Le Sénat examine très prochainement le projet de loi sur les jeux en ligne, avec la question du filtrage qui passionne le monde de l’internet. Le site Numérama s’excite et pcinpact s’interroge autour d’un amendement d’Ambroise Dupont, rapporteur pour avis, qui entend sortir le juge du dispositif. Cette agitation est un peu vaine, car cet amendement n’a strictement aucune chance de prospérer !

La commission saisie au fond, c’est la commission des Finances. Avant d’être une question de “culture”, les jeux en ligne, c’est une affaire de gros sous. C’est donc le texte issu de la commission des finances qui servira de base à la discussion en séance publique. Les amendements de la commission des affaires culturelles seront des amendements parmi d’autres, qui auront peut être un petit peu plus de poids du fait qu’ils ont été adoptés par une commission.

Ce qui compte, c’est le point de vue du rapporteur de la commission des Finances, François Trucy, qui est exprimé ici. Il est pour le maintien du juge dans le dispositif. Son argumentation est un peu différente de celle des députés, mais finalement assez complémentaire. Pour lui, la décision du conseil constitutionnel sur hadopi, qui érige l’accès à internet en “droit constitutionnellement protégé” est un peu fragile pour justifier, à elle seule, que l’on ne puisse confier qu’au juge le filtrage ou le blocage de sites internet. Par contre, il relève que cette décision implique de qualifier juridiquement des faits, et que dans le domaine pénal, c’est quand même nettement mieux de confier cela à un juge, qui s’y connaît bien mieux là dessus qu’une autorité administrative. C’est plutôt une bonne argumentation, car cela pose un deuxième verrou.

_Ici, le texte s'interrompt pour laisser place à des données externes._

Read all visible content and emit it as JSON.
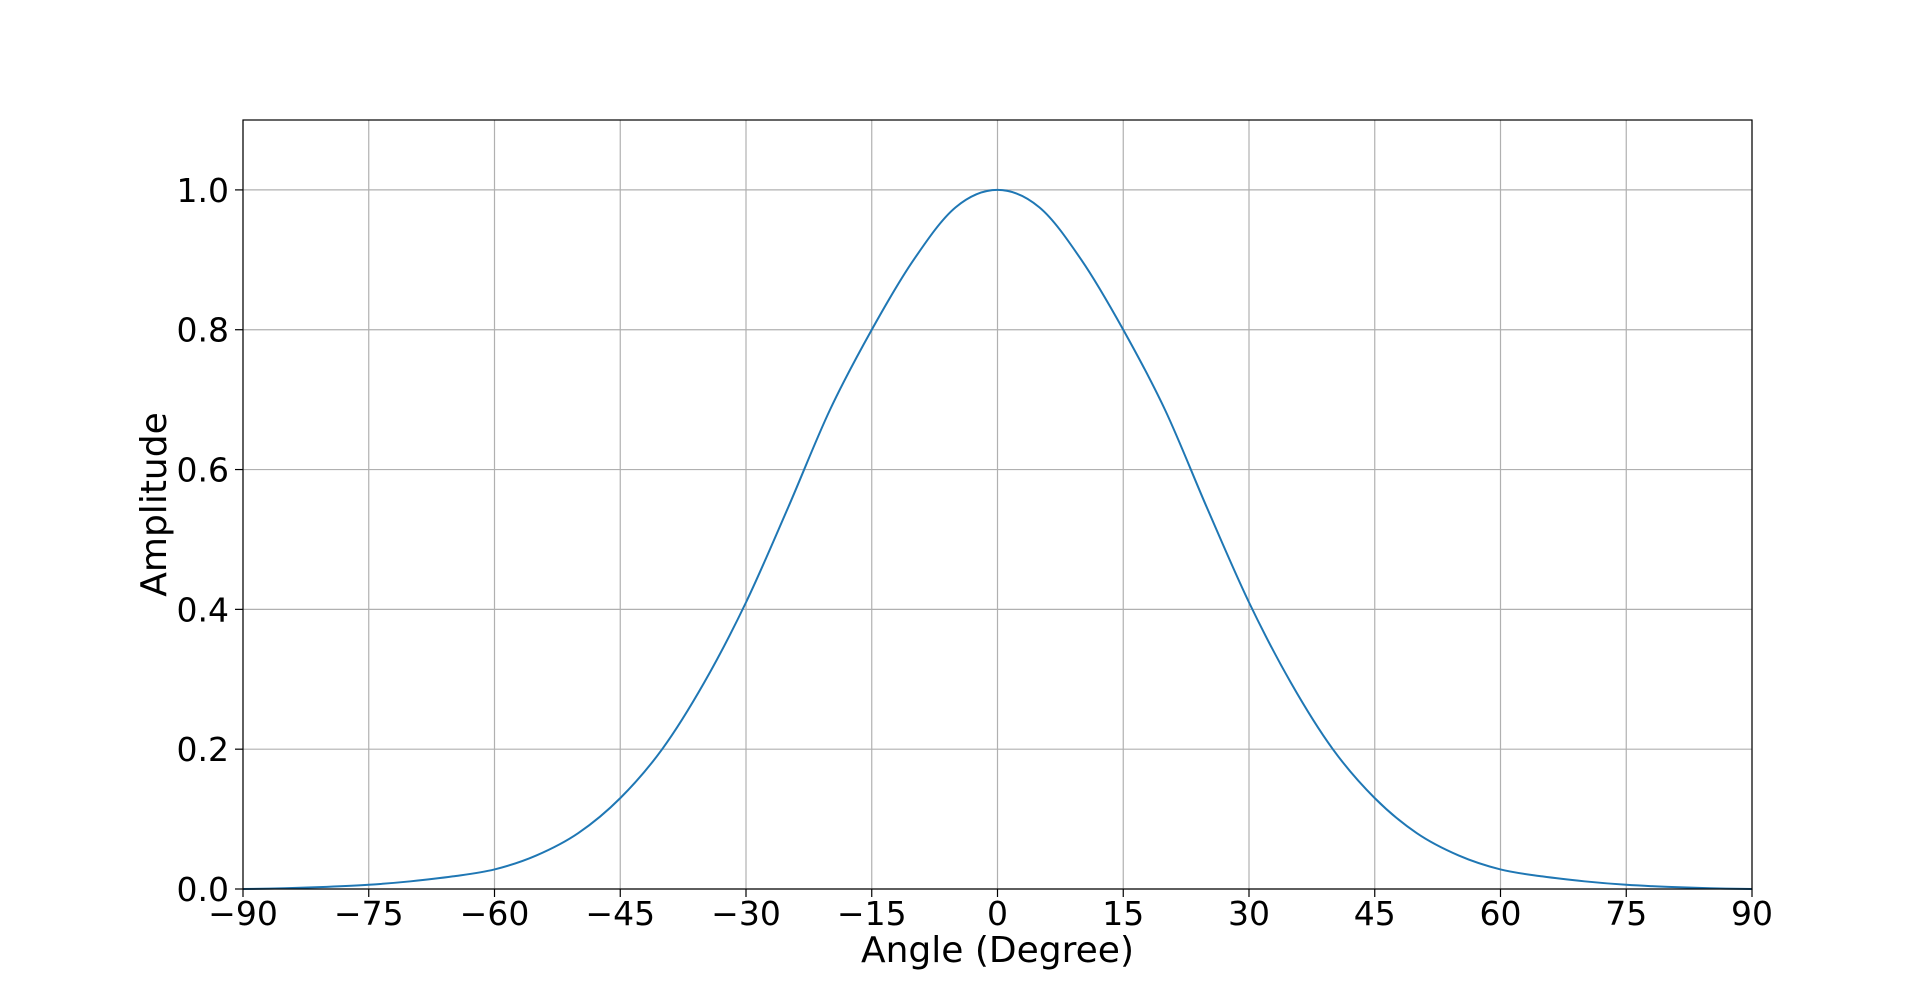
{
  "chart_data": {
    "type": "line",
    "title": "",
    "xlabel": "Angle (Degree)",
    "ylabel": "Amplitude",
    "xlim": [
      -90,
      90
    ],
    "ylim": [
      0,
      1.1
    ],
    "grid": true,
    "legend": "none",
    "xticks": [
      -90,
      -75,
      -60,
      -45,
      -30,
      -15,
      0,
      15,
      30,
      45,
      60,
      75,
      90
    ],
    "xtick_labels": [
      "−90",
      "−75",
      "−60",
      "−45",
      "−30",
      "−15",
      "0",
      "15",
      "30",
      "45",
      "60",
      "75",
      "90"
    ],
    "yticks": [
      0.0,
      0.2,
      0.4,
      0.6,
      0.8,
      1.0
    ],
    "ytick_labels": [
      "0.0",
      "0.2",
      "0.4",
      "0.6",
      "0.8",
      "1.0"
    ],
    "series": [
      {
        "color": "#1f77b4",
        "x": [
          -90,
          -85,
          -80,
          -75,
          -70,
          -65,
          -60,
          -55,
          -50,
          -45,
          -40,
          -35,
          -30,
          -25,
          -20,
          -15,
          -10,
          -5,
          0,
          5,
          10,
          15,
          20,
          25,
          30,
          35,
          40,
          45,
          50,
          55,
          60,
          65,
          70,
          75,
          80,
          85,
          90
        ],
        "y": [
          0.0,
          0.001,
          0.003,
          0.006,
          0.011,
          0.018,
          0.028,
          0.048,
          0.08,
          0.13,
          0.2,
          0.295,
          0.41,
          0.545,
          0.685,
          0.8,
          0.9,
          0.975,
          1.0,
          0.975,
          0.9,
          0.8,
          0.685,
          0.545,
          0.41,
          0.295,
          0.2,
          0.13,
          0.08,
          0.048,
          0.028,
          0.018,
          0.011,
          0.006,
          0.003,
          0.001,
          0.0
        ]
      }
    ]
  }
}
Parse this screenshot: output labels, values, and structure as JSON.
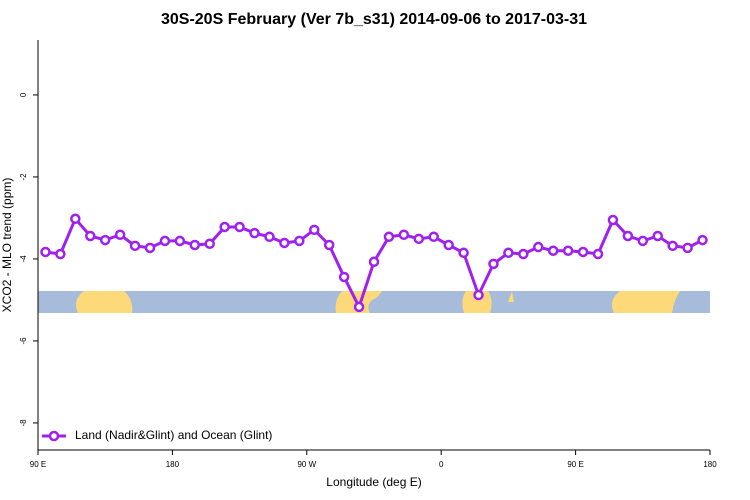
{
  "chart_data": {
    "type": "line",
    "title": "30S-20S February (Ver 7b_s31)   2014-09-06 to 2017-03-31",
    "x_label": "Longitude (deg E)",
    "y_label": "XCO2 - MLO trend (ppm)",
    "xlim": [
      90,
      540
    ],
    "xticks": [
      {
        "value": 90,
        "label": "90 E"
      },
      180,
      {
        "value": 270,
        "label": "90 W"
      },
      {
        "value": 360,
        "label": "0"
      },
      {
        "value": 450,
        "label": "90 E"
      },
      {
        "value": 540,
        "label": "180"
      }
    ],
    "ylim": [
      -8.66,
      1.34
    ],
    "yticks": [
      0,
      -2,
      -4,
      -6,
      -8
    ],
    "legend": "bottom-left",
    "x": [
      95,
      105,
      115,
      125,
      135,
      145,
      155,
      165,
      175,
      185,
      195,
      205,
      215,
      225,
      235,
      245,
      255,
      265,
      275,
      285,
      295,
      305,
      315,
      325,
      335,
      345,
      355,
      365,
      375,
      385,
      395,
      405,
      415,
      425,
      435,
      445,
      455,
      465,
      475,
      485,
      495,
      505,
      515,
      525,
      535
    ],
    "series": [
      {
        "name": "Land (Nadir&Glint) and Ocean (Glint)",
        "color": "#a020f0",
        "values": [
          -3.83,
          -3.88,
          -3.02,
          -3.44,
          -3.54,
          -3.41,
          -3.68,
          -3.73,
          -3.56,
          -3.56,
          -3.66,
          -3.63,
          -3.22,
          -3.22,
          -3.37,
          -3.46,
          -3.61,
          -3.56,
          -3.29,
          -3.66,
          -4.44,
          -5.17,
          -4.07,
          -3.46,
          -3.41,
          -3.51,
          -3.46,
          -3.66,
          -3.85,
          -4.88,
          -4.12,
          -3.85,
          -3.88,
          -3.71,
          -3.8,
          -3.8,
          -3.83,
          -3.88,
          -3.05,
          -3.44,
          -3.56,
          -3.44,
          -3.68,
          -3.73,
          -3.54
        ]
      }
    ]
  }
}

Le gouvernement étant favorable à l’intervention du juge, le rapporteur sur le fond l’étant aussi, cela laisse bien peu de place pour ce cher Ambroise Dupont. Quelle mouche a bien pu le piquer, surtout qu’il ne se contente pas d’un amendement. Il propose aussi d’exonérer complètement les FAI de leur responsabilité en cas de surblocage. Allez y, lâchez vous, sortez l’arme nucléaire, vous êtes couverts ! Vous pensez bien que les FAI vont se gêner. Ils vont utiliser les techniques qui leur causent le moins d’inconvénients. Je pense que le sénateur Dupont a été chargé de “faire plaisir” aux différents lobbies qui se sont manifestés sur le sujet, en déposant leurs amendements, afin qu’ils puissent être débattus. Mais le fait qu’ils soient portés par le rapporteur pour avis (secondaire) et non par le rapporteur sur le fond (principal) est significatif. Ils ne passeront pas.

Le jeu parlementaire est parfois très subtil, car il consiste à rechercher en permanence des équilibres, à gérer des intérêts et des demandes contradictoires, tout en restant dans le cadre juridique et constitutionnel, et en respectant, un tant soit peu, l’intérêt général. Pas toujours évident, d’où des chemins parfois tortueux et obscurs pour les profanes.